Many tools have overlapping purposes: ask_pipeworx, ask_pipeworx_beta, ask_pipeworx_grounded, deep_research, discover_tools, and suggest_questions all serve question-answering/discovery; polymarket_arbitrage, polymarket_edges, polymarket_edge_tracker, polymarket_fill_risk, polymarket_kalshi_spread, and bet_research all analyze prediction markets; ai_visibility_check and scan_competitor_ai_presence overlap heavily. Only the three PeeringDB search tools are clearly distinct.

Naming Consistency2/5

Naming mixes verb-led snake_case (search_networks, validate_claim, subscribe) with noun-phrase tools (entity_profile, bet_research, recent_alerts) and inconsistent prefixes (ask_pipeworx vs ask_pipeworx_beta vs ask_pipeworx_grounded; polymarket_arbitrage vs polymarket_fill_risk vs polymarket_kalshi_spread).

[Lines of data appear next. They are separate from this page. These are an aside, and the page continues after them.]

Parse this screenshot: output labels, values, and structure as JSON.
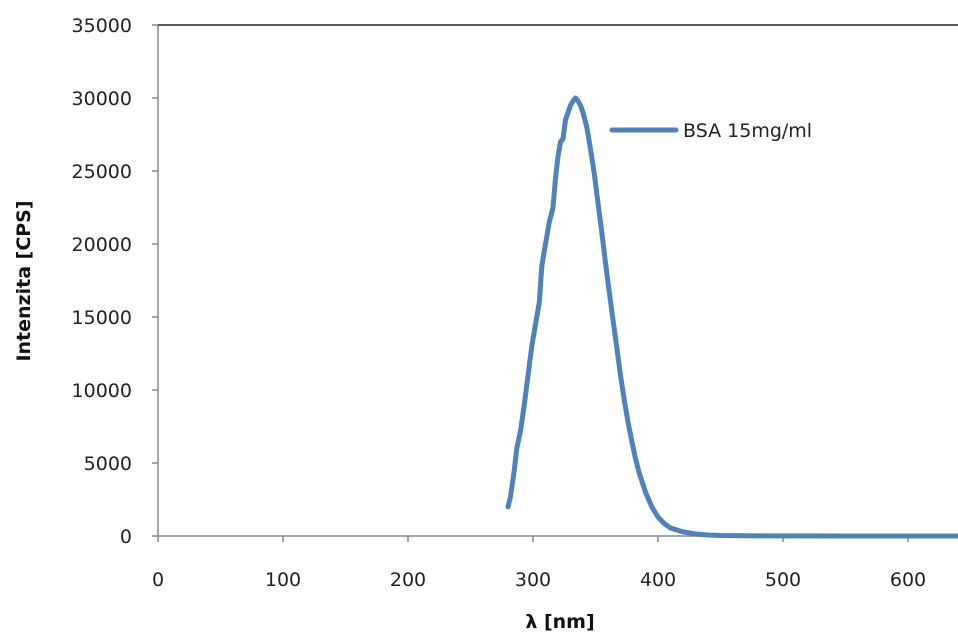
{
  "chart_data": {
    "type": "line",
    "title": "",
    "xlabel": "λ [nm]",
    "ylabel": "Intenzita  [CPS]",
    "xlim": [
      0,
      640
    ],
    "ylim": [
      0,
      35000
    ],
    "xticks": [
      0,
      100,
      200,
      300,
      400,
      500,
      600
    ],
    "yticks": [
      0,
      5000,
      10000,
      15000,
      20000,
      25000,
      30000,
      35000
    ],
    "grid": false,
    "legend_position": "top-right",
    "series": [
      {
        "name": "BSA 15mg/ml",
        "color": "#4f81bd",
        "points": [
          [
            280,
            2000
          ],
          [
            282,
            2700
          ],
          [
            285,
            4500
          ],
          [
            287,
            6000
          ],
          [
            290,
            7200
          ],
          [
            293,
            9000
          ],
          [
            296,
            11000
          ],
          [
            299,
            13000
          ],
          [
            302,
            14500
          ],
          [
            305,
            16000
          ],
          [
            307,
            18500
          ],
          [
            310,
            20000
          ],
          [
            313,
            21500
          ],
          [
            316,
            22500
          ],
          [
            318,
            24500
          ],
          [
            320,
            26000
          ],
          [
            322,
            27000
          ],
          [
            324,
            27200
          ],
          [
            326,
            28500
          ],
          [
            328,
            29000
          ],
          [
            330,
            29500
          ],
          [
            332,
            29800
          ],
          [
            334,
            30000
          ],
          [
            336,
            29800
          ],
          [
            338,
            29500
          ],
          [
            340,
            29000
          ],
          [
            343,
            28000
          ],
          [
            346,
            26500
          ],
          [
            349,
            24800
          ],
          [
            352,
            22800
          ],
          [
            355,
            20800
          ],
          [
            358,
            18700
          ],
          [
            361,
            16700
          ],
          [
            364,
            14800
          ],
          [
            367,
            12900
          ],
          [
            370,
            11000
          ],
          [
            373,
            9300
          ],
          [
            376,
            7800
          ],
          [
            379,
            6500
          ],
          [
            382,
            5300
          ],
          [
            385,
            4300
          ],
          [
            390,
            3000
          ],
          [
            395,
            2000
          ],
          [
            400,
            1300
          ],
          [
            405,
            850
          ],
          [
            410,
            550
          ],
          [
            420,
            280
          ],
          [
            430,
            140
          ],
          [
            440,
            70
          ],
          [
            450,
            35
          ],
          [
            470,
            15
          ],
          [
            500,
            5
          ],
          [
            550,
            0
          ],
          [
            600,
            0
          ],
          [
            640,
            0
          ]
        ]
      }
    ]
  }
}
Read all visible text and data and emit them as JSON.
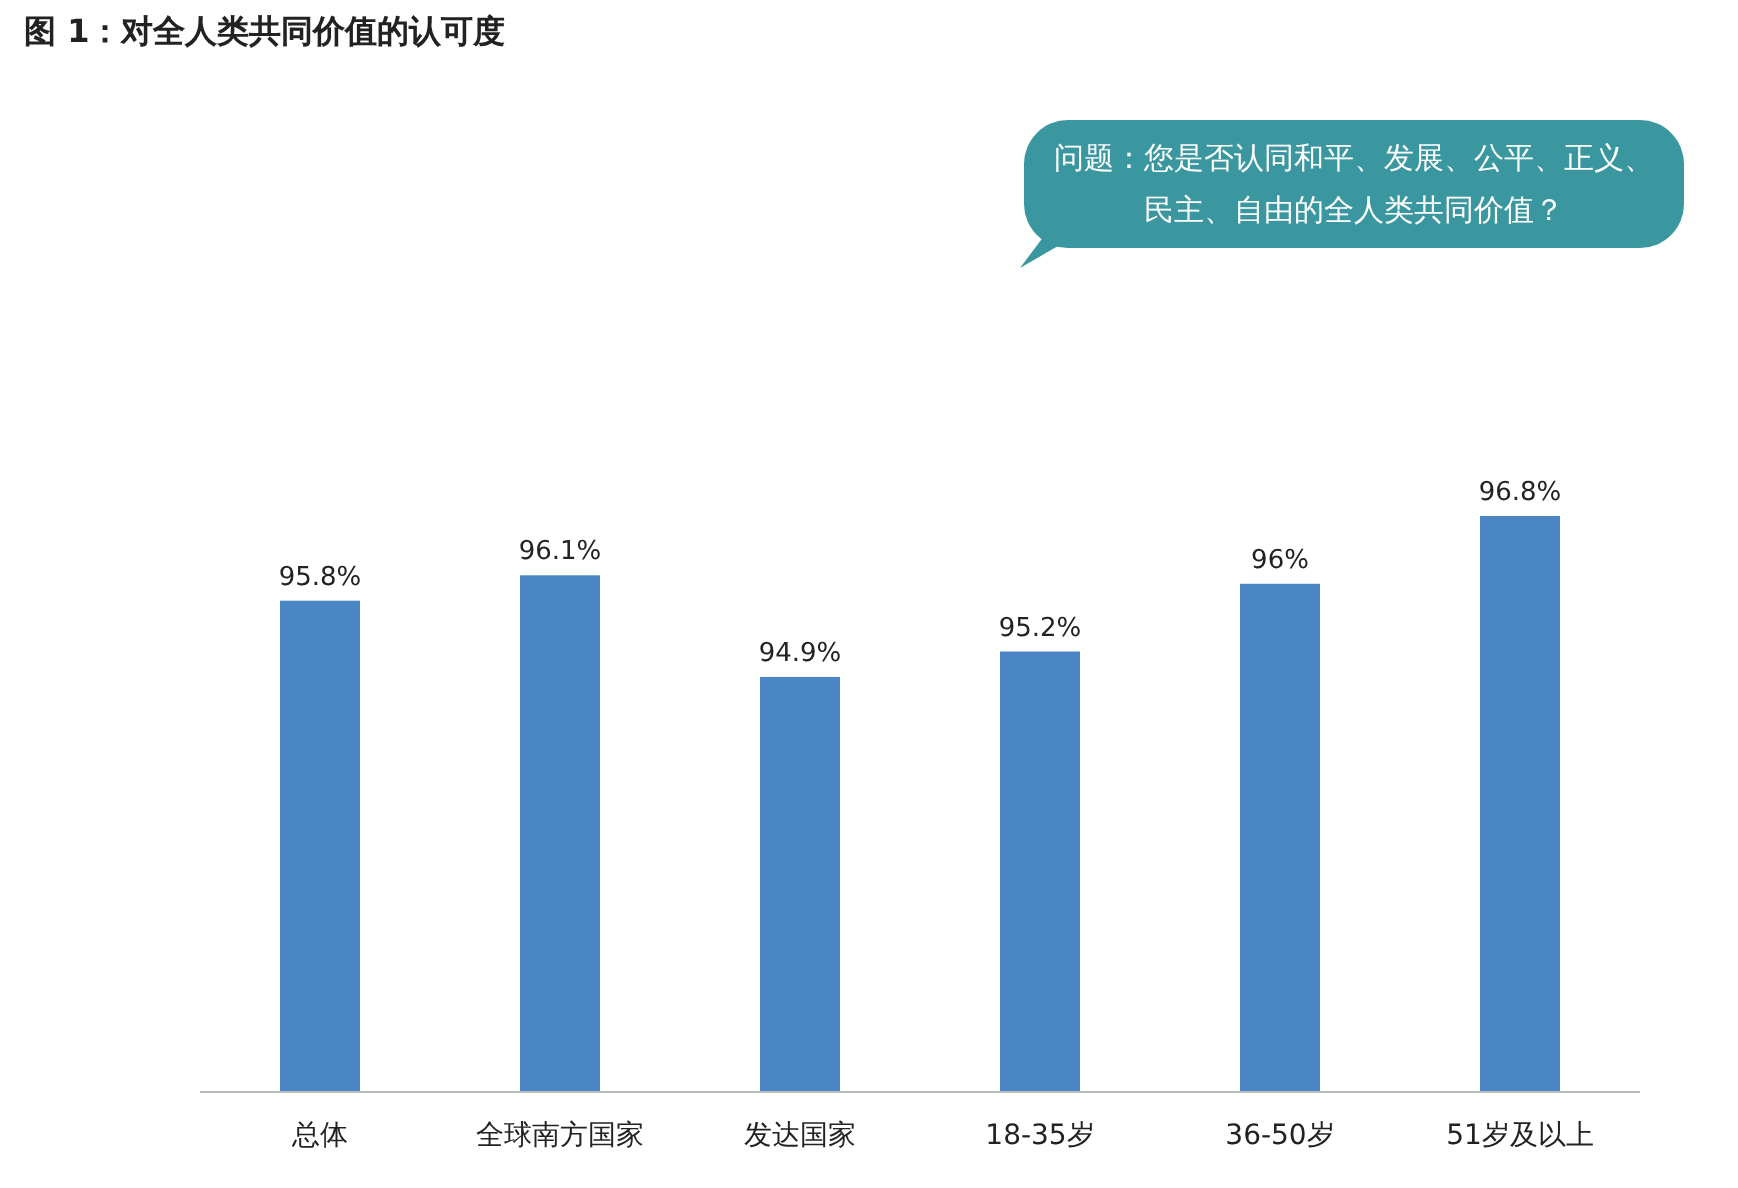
{
  "chart_data": {
    "type": "bar",
    "title": "图 1：对全人类共同价值的认可度",
    "categories": [
      "总体",
      "全球南方国家",
      "发达国家",
      "18-35岁",
      "36-50岁",
      "51岁及以上"
    ],
    "values": [
      95.8,
      96.1,
      94.9,
      95.2,
      96,
      96.8
    ],
    "value_labels": [
      "95.8%",
      "96.1%",
      "94.9%",
      "95.2%",
      "96%",
      "96.8%"
    ],
    "color": "#4a86c5",
    "ylim": [
      90,
      96.8
    ],
    "annotations": [
      "问题：您是否认同和平、发展、公平、正义、民主、自由的全人类共同价值？"
    ]
  }
}
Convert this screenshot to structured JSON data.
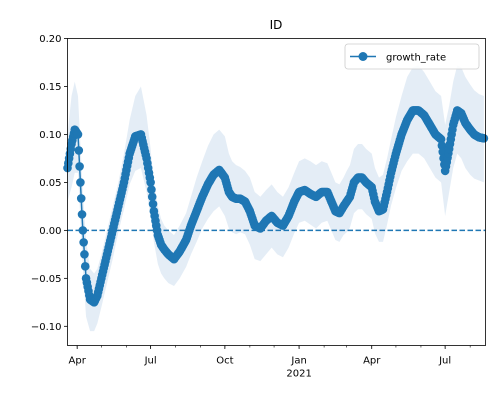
{
  "chart_data": {
    "type": "line",
    "title": "ID",
    "xlabel": "",
    "ylabel": "",
    "x_range": [
      "2020-03-20",
      "2021-08-20"
    ],
    "ylim": [
      -0.12,
      0.2
    ],
    "y_ticks": [
      -0.1,
      -0.05,
      0.0,
      0.05,
      0.1,
      0.15,
      0.2
    ],
    "y_tick_labels": [
      "−0.10",
      "−0.05",
      "0.00",
      "0.05",
      "0.10",
      "0.15",
      "0.20"
    ],
    "x_ticks": [
      {
        "date": "2020-04-01",
        "label": "Apr"
      },
      {
        "date": "2020-07-01",
        "label": "Jul"
      },
      {
        "date": "2020-10-01",
        "label": "Oct"
      },
      {
        "date": "2021-01-01",
        "label": "Jan",
        "sublabel": "2021"
      },
      {
        "date": "2021-04-01",
        "label": "Apr"
      },
      {
        "date": "2021-07-01",
        "label": "Jul"
      }
    ],
    "reference_line": {
      "y": 0,
      "style": "dashed"
    },
    "legend": {
      "position": "top-right",
      "entries": [
        "growth_rate"
      ]
    },
    "colors": {
      "series": "#1f77b4",
      "band": "#dbe7f3"
    },
    "series": [
      {
        "name": "growth_rate",
        "x": [
          "2020-03-20",
          "2020-03-25",
          "2020-03-29",
          "2020-04-02",
          "2020-04-05",
          "2020-04-08",
          "2020-04-12",
          "2020-04-17",
          "2020-04-22",
          "2020-04-26",
          "2020-05-01",
          "2020-05-08",
          "2020-05-15",
          "2020-05-22",
          "2020-05-29",
          "2020-06-05",
          "2020-06-12",
          "2020-06-19",
          "2020-06-26",
          "2020-07-01",
          "2020-07-05",
          "2020-07-10",
          "2020-07-14",
          "2020-07-18",
          "2020-07-23",
          "2020-07-30",
          "2020-08-06",
          "2020-08-14",
          "2020-08-20",
          "2020-08-27",
          "2020-09-03",
          "2020-09-10",
          "2020-09-17",
          "2020-09-24",
          "2020-10-01",
          "2020-10-06",
          "2020-10-10",
          "2020-10-15",
          "2020-10-20",
          "2020-10-26",
          "2020-11-01",
          "2020-11-07",
          "2020-11-14",
          "2020-11-21",
          "2020-11-28",
          "2020-12-05",
          "2020-12-12",
          "2020-12-19",
          "2020-12-26",
          "2021-01-01",
          "2021-01-08",
          "2021-01-15",
          "2021-01-22",
          "2021-01-29",
          "2021-02-05",
          "2021-02-10",
          "2021-02-15",
          "2021-02-20",
          "2021-02-25",
          "2021-03-01",
          "2021-03-05",
          "2021-03-10",
          "2021-03-15",
          "2021-03-20",
          "2021-03-25",
          "2021-04-01",
          "2021-04-05",
          "2021-04-10",
          "2021-04-15",
          "2021-04-20",
          "2021-04-25",
          "2021-05-01",
          "2021-05-08",
          "2021-05-15",
          "2021-05-22",
          "2021-05-29",
          "2021-06-05",
          "2021-06-12",
          "2021-06-19",
          "2021-06-26",
          "2021-07-01",
          "2021-07-06",
          "2021-07-11",
          "2021-07-16",
          "2021-07-21",
          "2021-07-26",
          "2021-08-01",
          "2021-08-06",
          "2021-08-12",
          "2021-08-18"
        ],
        "y": [
          0.065,
          0.09,
          0.105,
          0.1,
          0.05,
          0.0,
          -0.05,
          -0.072,
          -0.075,
          -0.068,
          -0.05,
          -0.025,
          0.0,
          0.025,
          0.05,
          0.08,
          0.098,
          0.1,
          0.075,
          0.05,
          0.02,
          -0.005,
          -0.015,
          -0.02,
          -0.025,
          -0.03,
          -0.022,
          -0.01,
          0.005,
          0.02,
          0.035,
          0.048,
          0.058,
          0.063,
          0.055,
          0.04,
          0.035,
          0.033,
          0.033,
          0.03,
          0.02,
          0.005,
          0.002,
          0.01,
          0.015,
          0.008,
          0.005,
          0.015,
          0.03,
          0.04,
          0.042,
          0.038,
          0.035,
          0.04,
          0.04,
          0.03,
          0.02,
          0.018,
          0.025,
          0.03,
          0.035,
          0.05,
          0.055,
          0.055,
          0.05,
          0.045,
          0.03,
          0.02,
          0.022,
          0.04,
          0.06,
          0.08,
          0.1,
          0.115,
          0.125,
          0.125,
          0.12,
          0.11,
          0.1,
          0.095,
          0.062,
          0.085,
          0.11,
          0.125,
          0.122,
          0.112,
          0.105,
          0.1,
          0.097,
          0.096
        ],
        "band_upper": [
          0.1,
          0.14,
          0.155,
          0.14,
          0.09,
          0.04,
          -0.01,
          -0.04,
          -0.045,
          -0.04,
          -0.025,
          0.0,
          0.025,
          0.05,
          0.08,
          0.115,
          0.14,
          0.15,
          0.12,
          0.085,
          0.05,
          0.025,
          0.012,
          0.005,
          0.0,
          -0.005,
          0.005,
          0.018,
          0.035,
          0.055,
          0.072,
          0.088,
          0.1,
          0.105,
          0.098,
          0.08,
          0.072,
          0.068,
          0.066,
          0.062,
          0.055,
          0.04,
          0.035,
          0.042,
          0.048,
          0.04,
          0.035,
          0.045,
          0.06,
          0.072,
          0.075,
          0.072,
          0.068,
          0.072,
          0.07,
          0.06,
          0.05,
          0.048,
          0.055,
          0.062,
          0.068,
          0.085,
          0.09,
          0.09,
          0.085,
          0.08,
          0.065,
          0.055,
          0.058,
          0.075,
          0.095,
          0.118,
          0.14,
          0.16,
          0.17,
          0.172,
          0.165,
          0.155,
          0.145,
          0.14,
          0.11,
          0.13,
          0.155,
          0.172,
          0.17,
          0.16,
          0.152,
          0.146,
          0.142,
          0.14
        ],
        "band_lower": [
          0.03,
          0.045,
          0.06,
          0.06,
          0.01,
          -0.04,
          -0.09,
          -0.105,
          -0.105,
          -0.097,
          -0.08,
          -0.055,
          -0.03,
          -0.002,
          0.022,
          0.048,
          0.062,
          0.065,
          0.04,
          0.015,
          -0.012,
          -0.035,
          -0.045,
          -0.05,
          -0.055,
          -0.058,
          -0.05,
          -0.038,
          -0.025,
          -0.012,
          0.002,
          0.012,
          0.02,
          0.025,
          0.015,
          0.002,
          -0.002,
          -0.004,
          -0.002,
          -0.004,
          -0.015,
          -0.03,
          -0.032,
          -0.025,
          -0.018,
          -0.025,
          -0.028,
          -0.018,
          -0.003,
          0.008,
          0.01,
          0.006,
          0.002,
          0.008,
          0.01,
          0.0,
          -0.01,
          -0.012,
          -0.005,
          -0.002,
          0.003,
          0.018,
          0.022,
          0.022,
          0.017,
          0.012,
          -0.003,
          -0.012,
          -0.012,
          0.006,
          0.026,
          0.044,
          0.062,
          0.072,
          0.08,
          0.08,
          0.075,
          0.065,
          0.055,
          0.05,
          0.015,
          0.04,
          0.065,
          0.08,
          0.075,
          0.065,
          0.058,
          0.054,
          0.052,
          0.05
        ]
      }
    ]
  }
}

No consistent verb_noun pattern is present.

Tool Count2/5

34 tools is heavy for a coherent surface, especially since the server is named 'Peeringdb' but only 3 of 34 tools relate to PeeringDB. The Pipeworx/Prediction-market/memory/AI-visibility tools form several distinct sub-domains that would be better split into separate servers or consolidated.

Completeness2/5

For PeeringDB, only search_exchanges/facilities/networks exist—no get-by-id, no facility/network details beyond search results, and no read/update operations. For the broader Pipeworx domain, coverage is fragmented: many meta-tools overlap while some obvious operations (e.g., updating a saved memory, deeper entity relationships) are missing. The domain is poorly scoped, making completeness hard to assess.